Deep Learning Model Accurately Diagnoses COPD Using Single Inhalation Lung CT Scan
Posted on 23 Dec 2024
Chronic obstructive pulmonary disease (COPD) is a progressive lung condition that impairs breathing and is characterized by symptoms like shortness of breath and fatigue. It is the third leading cause of death worldwide, according to the World Health Organization, and currently, there is no cure for COPD. Spirometry, or pulmonary function testing, is commonly used for diagnosing COPD, as it measures lung function by assessing the volume of air inhaled and exhaled, along with the exhalation speed. Additionally, CT imaging of the lungs is also used to aid in COPD diagnosis, typically requiring two image acquisitions: one during full inhalation (inspiratory) and another during normal exhalation (expiratory). However, some hospitals face challenges with implementing the expiratory CT protocol due to the need for specialized training for both technologists to acquire the images and radiologists to interpret them. Furthermore, elderly patients with diminished lung function may struggle to hold their breath long enough to complete the exhalation phase, which can affect image quality and diagnostic accuracy. Now, a new study has demonstrated that a deep learning model can effectively diagnose and stage COPD using a single inhalation lung CT scan.
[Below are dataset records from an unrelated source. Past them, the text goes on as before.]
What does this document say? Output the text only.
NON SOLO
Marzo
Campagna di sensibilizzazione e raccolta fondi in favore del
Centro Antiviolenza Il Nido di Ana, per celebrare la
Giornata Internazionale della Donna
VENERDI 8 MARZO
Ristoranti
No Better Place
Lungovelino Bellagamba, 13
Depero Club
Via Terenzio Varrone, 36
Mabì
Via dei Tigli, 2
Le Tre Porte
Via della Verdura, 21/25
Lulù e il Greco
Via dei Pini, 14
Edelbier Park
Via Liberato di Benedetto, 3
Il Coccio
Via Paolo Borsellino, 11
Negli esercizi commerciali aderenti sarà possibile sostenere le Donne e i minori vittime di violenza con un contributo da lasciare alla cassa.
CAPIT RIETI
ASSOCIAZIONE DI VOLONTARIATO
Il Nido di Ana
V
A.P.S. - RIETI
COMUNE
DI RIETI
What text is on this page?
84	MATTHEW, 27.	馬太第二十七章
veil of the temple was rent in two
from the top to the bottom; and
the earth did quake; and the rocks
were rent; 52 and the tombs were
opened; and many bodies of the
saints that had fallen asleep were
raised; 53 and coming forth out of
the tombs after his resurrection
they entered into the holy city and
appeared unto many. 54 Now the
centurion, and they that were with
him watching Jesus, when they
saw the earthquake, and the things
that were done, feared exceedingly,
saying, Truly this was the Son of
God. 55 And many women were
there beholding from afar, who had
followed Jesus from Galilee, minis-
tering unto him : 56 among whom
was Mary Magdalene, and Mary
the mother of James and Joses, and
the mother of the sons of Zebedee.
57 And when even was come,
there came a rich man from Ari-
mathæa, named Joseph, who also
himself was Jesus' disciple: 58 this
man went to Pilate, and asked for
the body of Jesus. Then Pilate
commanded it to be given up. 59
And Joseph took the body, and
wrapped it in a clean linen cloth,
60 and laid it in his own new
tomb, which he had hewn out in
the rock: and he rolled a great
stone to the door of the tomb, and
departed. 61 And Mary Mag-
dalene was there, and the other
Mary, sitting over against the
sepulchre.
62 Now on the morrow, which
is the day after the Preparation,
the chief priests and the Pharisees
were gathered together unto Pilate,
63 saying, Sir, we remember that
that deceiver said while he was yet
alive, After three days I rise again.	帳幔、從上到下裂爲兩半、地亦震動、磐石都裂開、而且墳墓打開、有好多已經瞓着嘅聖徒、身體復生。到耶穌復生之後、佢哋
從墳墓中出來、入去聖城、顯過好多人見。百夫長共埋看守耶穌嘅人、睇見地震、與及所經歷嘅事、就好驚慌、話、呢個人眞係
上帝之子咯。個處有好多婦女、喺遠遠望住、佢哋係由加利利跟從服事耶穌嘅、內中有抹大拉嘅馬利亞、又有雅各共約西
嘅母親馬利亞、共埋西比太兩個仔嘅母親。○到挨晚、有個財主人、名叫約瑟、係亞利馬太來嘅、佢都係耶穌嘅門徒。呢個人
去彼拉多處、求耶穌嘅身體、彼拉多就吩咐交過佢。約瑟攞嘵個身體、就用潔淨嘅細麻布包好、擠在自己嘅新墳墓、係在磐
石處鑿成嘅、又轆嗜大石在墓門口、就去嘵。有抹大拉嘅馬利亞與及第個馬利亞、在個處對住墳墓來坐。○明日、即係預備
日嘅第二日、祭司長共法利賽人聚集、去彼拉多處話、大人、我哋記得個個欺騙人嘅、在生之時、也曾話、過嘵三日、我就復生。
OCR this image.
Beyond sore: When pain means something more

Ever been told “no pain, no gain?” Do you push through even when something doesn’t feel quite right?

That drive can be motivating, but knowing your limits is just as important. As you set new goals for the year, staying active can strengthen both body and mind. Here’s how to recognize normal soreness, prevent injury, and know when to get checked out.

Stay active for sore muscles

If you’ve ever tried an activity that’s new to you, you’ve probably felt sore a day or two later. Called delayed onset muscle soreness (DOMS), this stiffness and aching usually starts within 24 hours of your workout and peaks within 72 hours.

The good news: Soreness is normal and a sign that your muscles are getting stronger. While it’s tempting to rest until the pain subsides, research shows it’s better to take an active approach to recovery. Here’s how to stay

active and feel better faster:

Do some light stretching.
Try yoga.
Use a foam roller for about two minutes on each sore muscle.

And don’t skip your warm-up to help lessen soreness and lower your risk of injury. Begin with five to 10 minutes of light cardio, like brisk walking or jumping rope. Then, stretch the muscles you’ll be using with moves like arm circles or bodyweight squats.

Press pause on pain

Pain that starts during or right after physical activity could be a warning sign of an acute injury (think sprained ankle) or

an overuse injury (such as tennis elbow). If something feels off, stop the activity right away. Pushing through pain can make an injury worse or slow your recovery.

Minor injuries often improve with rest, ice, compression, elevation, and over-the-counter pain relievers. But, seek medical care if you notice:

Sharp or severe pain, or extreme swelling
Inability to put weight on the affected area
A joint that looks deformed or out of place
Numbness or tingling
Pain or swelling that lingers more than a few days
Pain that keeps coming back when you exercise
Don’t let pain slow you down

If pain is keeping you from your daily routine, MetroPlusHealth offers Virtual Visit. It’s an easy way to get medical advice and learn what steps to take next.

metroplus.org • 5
Researchers at San Diego State University (San Diego, CA, USA) proposed that a single inhalation CT scan, combined with a convolutional neural network (CNN) and clinical data, could be sufficient for diagnosing and staging COPD. CNNs are a type of artificial neural network that utilizes deep learning techniques to analyze and classify images. In this retrospective study, the team used data from 8,893 patients, all of whom had a history of smoking and an average age of 59 years. The study collected both inhalation and exhalation CT images and spirometry data between November 2007 and April 2011. The CNN model was trained to predict spirometry measurements using either a single-phase or multi-phase lung CT scan along with clinical data.
The predictions made by the CNN model for spirometry were then used to predict the Global Initiative for Chronic Obstructive Lung Disease (GOLD) stage, which categorizes the severity of COPD into four stages, ranging from mild (stage 1) to very severe (stage 4). The findings, published in Radiology: Cardiothoracic Imaging, revealed that a CNN model trained on a single inhalation CT scan was able to accurately diagnose COPD and was within one GOLD stage of accuracy. This model's performance was comparable to the diagnosis results obtained using both inhalation and exhalation CT scans. When clinical data was included, the accuracy of the CNN model’s predictions improved even further. Additionally, CNN models trained with only inhalation or exhalation data performed equally well, suggesting that certain diagnostic markers for COPD may be consistent across both types of CT images.
"Although many imaging protocols for COPD diagnosis and staging require two CT acquisitions, our study shows that COPD diagnosis and staging is feasible with a single CT acquisition and relevant clinical data," said study author Kyle A. Hasenstab, Ph.D., assistant professor of Statistics and Data Science at San Diego State University, California. "Reduction to a single inspiratory CT acquisition can increase accessibility to this diagnostic approach while reducing patient cost, discomfort and exposure to ionizing radiation."